Julia found it bizarre and incomprehensible, but given Pelham’s deeper appreciation for the avant-garde, she figured he might be enjoying it.
But then he squeezed her hand, and she turned and saw amused horror on his face.
With a jerk of his head toward the aisle, he signaled Let’s go.
They snuck out the back, managing to hold in their laughter until they were on the sidewalk.
He truly seemed to appreciate Julia’s more cheerful disposition and more optimistic perspective. One warm midsummer night, a long ramble landed them near Morningside Heights, looking out on the Hudson, and Pelham turned to her suddenly.
“Julia, I’ve begun writing a novel.” He spoke quickly, as if it was a confession he had been afraid to make.
“Oh, Pelham, I am so glad. Your writing is almost too beautiful for magazines.”
“Do you really think so?”
“Of course! Your metaphors, your imagery and descriptive prose. You bring things to life, even in the letters you wrote me.”
Just then, they heard the sound of a great deep horn from a boat on the river.
“Well, that’s that, then,” he said, and they both laughed.

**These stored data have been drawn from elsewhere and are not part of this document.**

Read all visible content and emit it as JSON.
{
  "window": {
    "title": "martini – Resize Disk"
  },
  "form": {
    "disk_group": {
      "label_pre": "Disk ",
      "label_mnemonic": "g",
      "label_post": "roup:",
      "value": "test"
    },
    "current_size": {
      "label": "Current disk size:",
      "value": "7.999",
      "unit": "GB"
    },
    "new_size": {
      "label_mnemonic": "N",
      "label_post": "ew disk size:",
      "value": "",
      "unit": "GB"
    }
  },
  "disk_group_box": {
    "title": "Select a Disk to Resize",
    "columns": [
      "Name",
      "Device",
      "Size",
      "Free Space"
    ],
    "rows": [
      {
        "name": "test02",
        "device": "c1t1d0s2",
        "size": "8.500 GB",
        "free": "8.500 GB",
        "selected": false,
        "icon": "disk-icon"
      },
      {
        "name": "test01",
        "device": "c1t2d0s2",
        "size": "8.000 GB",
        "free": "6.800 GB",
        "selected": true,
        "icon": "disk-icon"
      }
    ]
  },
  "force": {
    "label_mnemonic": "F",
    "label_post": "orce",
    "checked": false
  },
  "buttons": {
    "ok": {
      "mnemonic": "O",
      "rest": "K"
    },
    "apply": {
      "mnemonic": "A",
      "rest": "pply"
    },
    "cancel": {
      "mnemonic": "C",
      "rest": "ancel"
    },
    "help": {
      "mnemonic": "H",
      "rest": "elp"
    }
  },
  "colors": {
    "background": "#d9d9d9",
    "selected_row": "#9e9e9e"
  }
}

“Literature really is the only real venue for primal creativity and authentic emotion,” he added. (Pelham could still be a bit oratorical, but in those blissful days, Julia did not mind.)
He stuck to his rule of not speaking about the content of his novel, but that still left plenty to discuss.
Julia found it enthralling to hear him speak about his inspirations, his writing process, and the exhilaration of coming up with ideas.
He credited Julia with his completing it: “If not for my absolute faith in your intuition, I would never have pressed forward.”